Das unerwartete Ende des Fotoapparats hatte natürlich alleine ich zu verantworten, denn bis zu jenem Heiligabend, an dem ich das Gerät bekommen hatte, funktionierte es einwandfrei. Komisch nur, dass meine Geschwister das Schätzchen, trotz seiner lobenswerten Eigenschaften, so freizügig an mich weiter gegeben hatten, und selbst unter dem Weihnachtsbaum neue Fotoapparate auspackten.
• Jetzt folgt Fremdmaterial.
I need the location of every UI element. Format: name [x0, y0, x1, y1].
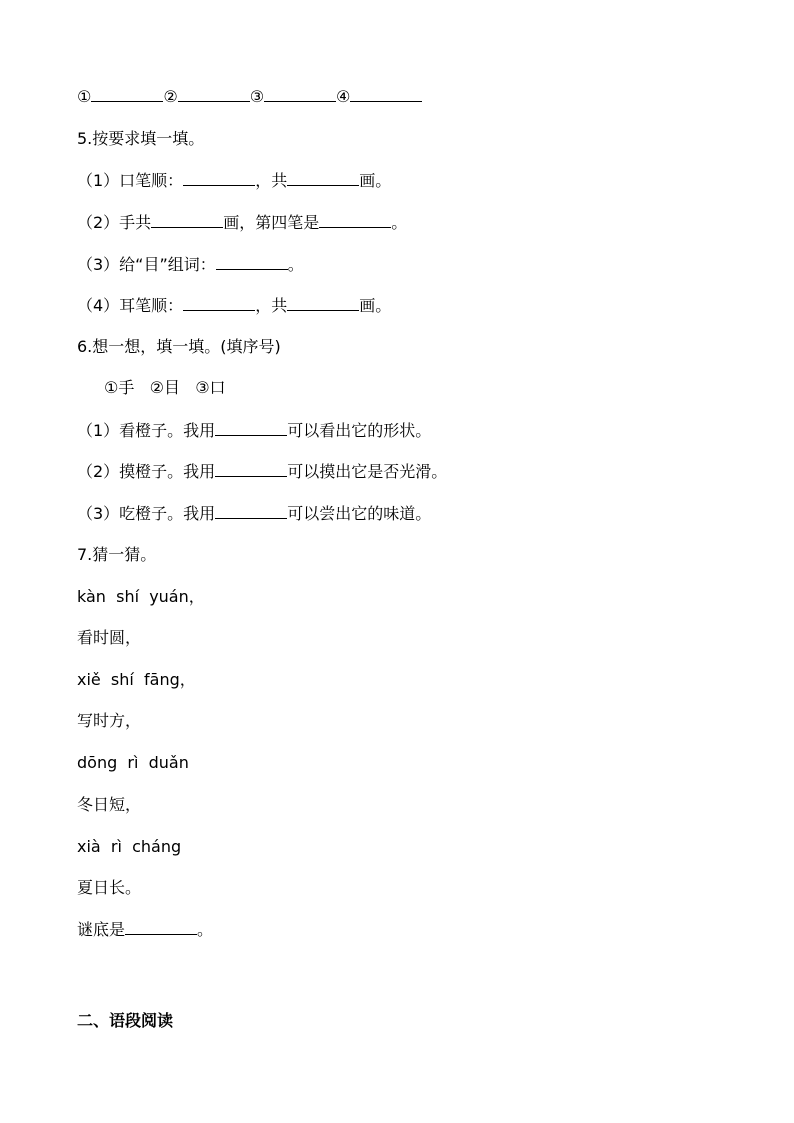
- blank-q5-3[interactable]: [216, 254, 288, 270]
- blank-q6-1[interactable]: [215, 420, 287, 436]
- circle-4: ④: [336, 87, 351, 106]
- q7-title: 7.猜一猜。: [77, 545, 157, 564]
- blank-q4-3[interactable]: [264, 86, 336, 102]
- riddle-line-2: 写时方，: [77, 711, 142, 730]
- blank-q5-1b[interactable]: [287, 170, 359, 186]
- blank-q4-4[interactable]: [350, 86, 422, 102]
- q6-options: ①手 ②目 ③口: [104, 378, 226, 397]
- blank-q5-4b[interactable]: [287, 295, 359, 311]
- riddle-pinyin-2: xiě shí fāng，: [77, 670, 196, 689]
- circle-3: ③: [249, 87, 265, 106]
- circle-1: ①: [77, 87, 92, 106]
- riddle-pinyin-3: dōng rì duǎn: [77, 753, 189, 772]
- q5-item-4: （4）耳笔顺： ，共 画。: [77, 296, 392, 315]
- blank-riddle-answer[interactable]: [125, 919, 197, 935]
- q5-item-1: （1）口笔顺： ，共 画。: [77, 171, 392, 190]
- q4-answer-line: [77, 86, 422, 108]
- riddle-pinyin-4: xià rì cháng: [77, 837, 182, 856]
- q5-item-3: （3）给“目”组词： 。: [77, 255, 304, 274]
- q5-title: 5.按要求填一填。: [77, 129, 205, 148]
- riddle-answer: 谜底是 。: [77, 920, 214, 939]
- q5-item-2: （2）手共 画，第四笔是 。: [77, 213, 408, 232]
- q6-item-1: （1）看橙子。我用 可以看出它的形状。: [77, 421, 432, 440]
- blank-q5-2b[interactable]: [319, 212, 391, 228]
- blank-q4-2[interactable]: [178, 86, 250, 102]
- q6-title: 6.想一想，填一填。(填序号): [77, 337, 281, 356]
- blank-q6-2[interactable]: [215, 461, 287, 477]
- section-2-title: 二、语段阅读: [77, 1011, 174, 1030]
- riddle-pinyin-1: kàn shí yuán，: [77, 587, 205, 606]
- riddle-line-1: 看时圆，: [77, 628, 142, 647]
- blank-q4-1[interactable]: [91, 86, 163, 102]
- q6-item-3: （3）吃橙子。我用 可以尝出它的味道。: [77, 504, 432, 523]
- blank-q5-1a[interactable]: [183, 170, 255, 186]
- riddle-line-4: 夏日长。: [77, 878, 142, 897]
- blank-q6-3[interactable]: [215, 503, 287, 519]
- circle-2: ②: [163, 87, 178, 106]
- riddle-line-3: 冬日短，: [77, 795, 142, 814]
- blank-q5-2a[interactable]: [151, 212, 223, 228]
- q6-item-2: （2）摸橙子。我用 可以摸出它是否光滑。: [77, 462, 448, 481]
- blank-q5-4a[interactable]: [183, 295, 255, 311]
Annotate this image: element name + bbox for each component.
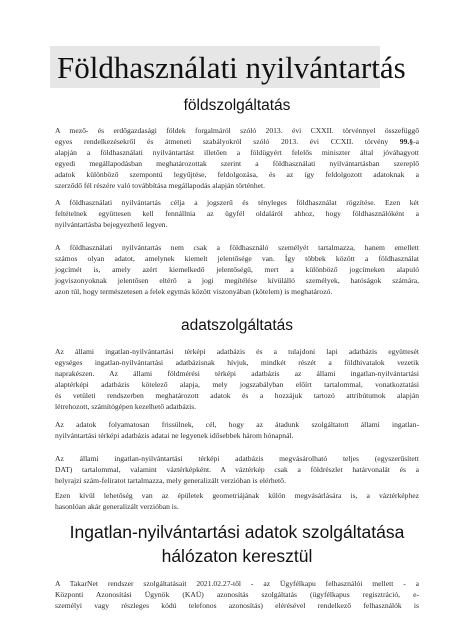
paragraph (55, 242, 419, 297)
text-line: Központi Azonosítási Ügynök (KAÜ) azonosítás szolgáltatás (ügyfélkapus regisztráció, e- (55, 590, 419, 600)
text-line: szerződő fél részére való továbbítása megállapodás alapján történhet. (55, 181, 265, 191)
text-fragment: -a (413, 137, 419, 147)
text-line: feltételnek együttesen kell fennállnia az ügyfél oldaláról ahhoz, hogy földhasználóként a (55, 209, 419, 219)
text-line: DAT) tartalommal, valamint váztérképként. A váztérkép csak a földrészlet határvonalát és a (55, 465, 419, 475)
text-line: alaptérképi adatbázis kötelező alapja, mely jogszabályban előírt tartalommal, vonatkoztatási (55, 380, 419, 390)
text-line: egyedi megállapodásban meghatározottak szerint a földhasználati nyilvántartásban szereplő (55, 159, 419, 169)
paragraph (55, 125, 419, 192)
text-fragment: egyes rendelkezésekről és átmeneti szabályokról szóló 2013. évi CCXII. törvény (55, 137, 389, 147)
text-line: naprakészen. Az állami földmérési térképi adatbázis az állami ingatlan-nyilvántartási (55, 369, 419, 379)
text-line: jogcímét is, amely azért kiemelkedő jelentőségű, mert a különböző jogcímeken alapuló (55, 265, 419, 275)
section-heading-halozati-szolgaltatas-line1: Ingatlan-nyilvántartási adatok szolgáltatása (69, 522, 405, 542)
section-heading-foldszolgaltatas: földszolgáltatás (183, 97, 291, 114)
text-line: Az állami ingatlan-nyilvántartási térképi adatbázis megvásárolható teljes (egyszerűsített (55, 454, 419, 463)
paragraph (55, 490, 419, 512)
legal-reference: 99.§ (399, 137, 414, 147)
paragraph (55, 197, 419, 230)
page-title: Földhasználati nyilvántartás (57, 50, 406, 85)
text-line: létrehozott, számítógépen kezelhető adatbázis. (55, 402, 197, 412)
paragraph (55, 578, 419, 611)
text-line: helyrajzi szám-feliratot tartalmazza, mely generalizált verzióban is elérhető. (55, 476, 286, 486)
text-line: hasonlóan akár generalizált verzióban is. (55, 502, 179, 512)
text-line: alapján a földhasználati nyilvántartást illetően a földügyért felelős miniszter által jóváhagyott (55, 148, 419, 158)
text-line: adatok különböző szempontú legyűjtése, feldolgozása, és az így feldolgozott adatoknak a (55, 170, 419, 180)
paragraph (55, 453, 419, 486)
text-line: A mező- és erdőgazdasági földek forgalmáról szóló 2013. évi CXXII. törvénnyel összefüggő (55, 126, 419, 135)
text-line: Az állami ingatlan-nyilvántartási térképi adatbázis és a tulajdoni lapi adatbázis együttesét (55, 347, 419, 356)
text-line: A földhasználati nyilvántartás nem csak a földhasználó személyét tartalmazza, hanem emellett (55, 243, 419, 252)
text-line-with-ref (55, 136, 419, 147)
text-line: azon túl, hogy természetesen a felek egymás között viszonyában (kötelem) is meghatározó. (55, 287, 333, 297)
text-line: személyi vagy részleges kódú telefonos azonosítás) elérésével rendelkező felhasználók is (55, 601, 419, 611)
paragraph (55, 419, 419, 441)
text-line: nyilvántartási térképi adatbázis adatai ne legyenek idősebbek három hónapnál. (55, 431, 294, 441)
text-line: egységes ingatlan-nyilvántartási adatbázisnak hívjuk, mindkét részét a földhivatalok vezetik (55, 358, 419, 368)
text-line: A TakarNet rendszer szolgáltatásait 2021.02.27-től - az Ügyfélkapu felhasználói mellett - a (55, 579, 419, 588)
text-line: jogviszonyoknak jelentősen eltérő a jogi megítélése kívülálló személyek, hatóságok számára, (55, 276, 419, 286)
paragraph (55, 346, 419, 413)
section-heading-halozati-szolgaltatas-line2: hálózaton keresztül (161, 546, 313, 566)
text-line: számos olyan adatot, amelynek kiemelt jelentősége van. Így többek között a földhasználat (55, 254, 419, 264)
text-line: és vetületi rendszerben meghatározott adatok és a hozzájuk tartozó attribútumok alapján (55, 391, 419, 401)
text-line: Az adatok folyamatosan frissülnek, cél, hogy az átadunk szolgáltatott állami ingatlan- (55, 420, 419, 429)
text-line: Ezen kívül lehetőség van az épületek geometriájának külön megvásárlására is, a váztérképhez (55, 491, 419, 500)
text-line: nyilvántartásba bejegyezhető legyen. (55, 220, 168, 230)
text-line: A földhasználati nyilvántartás célja a jogszerű és tényleges földhasználat rögzítése. Ezen két (55, 198, 419, 207)
section-heading-adatszolgaltatas: adatszolgáltatás (180, 317, 294, 334)
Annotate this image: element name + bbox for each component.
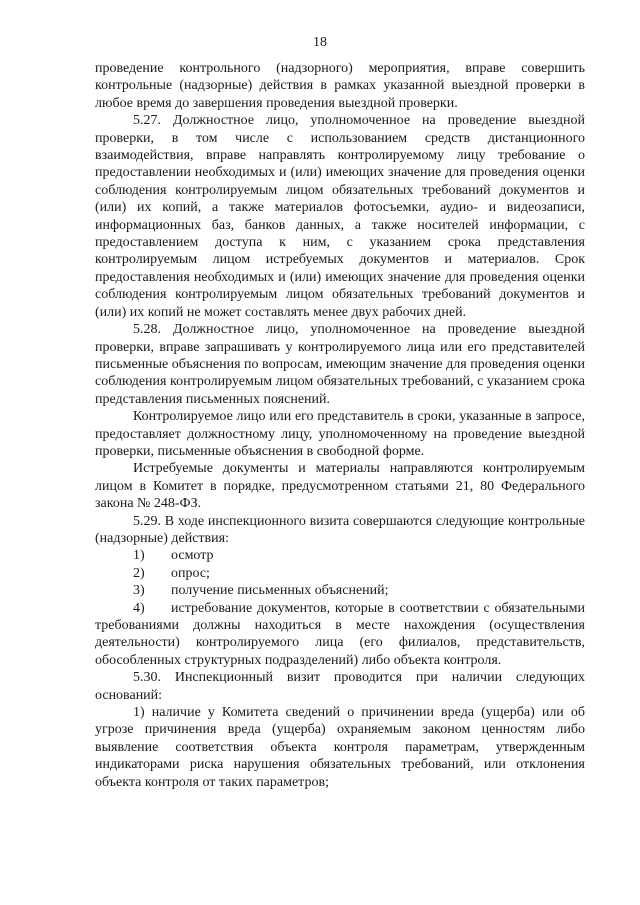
paragraph-continuation: проведение контрольного (надзорного) мероприятия, вправе совершить контрольные (надзорные) действия в рамках указанной выездной проверки в любое время до завершения проведения выездной проверки. [95,61,585,111]
list-item-text: получение письменных объяснений; [171,583,389,599]
paragraph-5-30: 5.30. Инспекционный визит проводится при наличии следующих оснований: [95,670,585,703]
list-item-document-request [95,600,585,670]
list-item-text: опрос; [171,565,210,581]
list-item-written-explanations [95,582,585,599]
list-item-number: 3) [133,583,145,599]
list-item-number: 4) [133,600,145,616]
list-item-number: 2) [133,565,145,581]
paragraph-requested-documents: Истребуемые документы и материалы направляются контролируемым лицом в Комитет в порядке, предусмотренном статьями 21, 80 Федерального закона № 248-ФЗ. [95,461,585,512]
paragraph-5-30-item-1: 1) наличие у Комитета сведений о причинении вреда (ущерба) или об угрозе причинения вреда (ущерба) охраняемым законом ценностям либо выявление соответствия объекта контроля параметрам, утвержденным индикаторами риска нарушения обязательных требований, или отклонения объекта контроля от таких параметров; [95,705,585,790]
page-number: 18 [313,35,327,50]
paragraph-5-29: 5.29. В ходе инспекционного визита совершаются следующие контрольные (надзорные) действия: [95,513,585,546]
list-item-text: истребование документов, которые в соответствии с обязательными требованиями должны находиться в месте нахождения (осуществления деятельности) контролируемого лица (его филиалов, представительств, обособленных структурных подразделений) либо объекта контроля. [95,600,585,668]
list-item-survey [95,565,585,582]
list-item-inspection [95,547,585,564]
paragraph-explanations: Контролируемое лицо или его представитель в сроки, указанные в запросе, предоставляет должностному лицу, уполномоченному на проведение выездной проверки, письменные объяснения в свободной форме. [95,409,585,459]
document-body [95,60,585,791]
paragraph-5-28: 5.28. Должностное лицо, уполномоченное на проведение выездной проверки, вправе запрашивать у контролируемого лица или его представителей письменные объяснения по вопросам, имеющим значение для проведения оценки соблюдения контролируемым лицом обязательных требований, с указанием срока представления письменных пояснений. [95,322,585,407]
list-item-text: осмотр [171,548,214,564]
list-item-number: 1) [133,548,145,564]
paragraph-5-27: 5.27. Должностное лицо, уполномоченное на проведение выездной проверки, в том числе с использованием средств дистанционного взаимодействия, вправе направлять контролируемому лицу требование о предоставлении необходимых и (или) имеющих значение для проведения оценки соблюдения контролируемым лицом обязательных требований документов и (или) их копий, а также материалов фотосъемки, аудио- и видеозаписи, информационных баз, банков данных, а также носителей информации, с предоставлением доступа к ним, с указанием срока представления контролируемым лицом истребуемых документов и материалов. Срок предоставления необходимых и (или) имеющих значение для проведения оценки соблюдения контролируемым лицом обязательных требований документов и (или) их копий не может составлять менее двух рабочих дней. [95,113,585,320]
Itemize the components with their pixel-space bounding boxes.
Daran, dass mir Fotografieren lästig ist, hat auch die moderne Technik nichts geändert, aber heute kann ich mir sicher sein, irgendwer hat die Situation mit seinem Handy aufgenommen, an die ich mich irgendwann erinnern möchte, mein Mann oder meine Tochter, Freunde, Schaulustige oder einfach nur ein Selfiist, dessen selbstverliebte Aufnahme ich im Hintergrund kreuze. Daher kann ich mich weiterhin dann und wann darauf konzentrieren, Ufos, Geister und Sterngeburten abzulichten.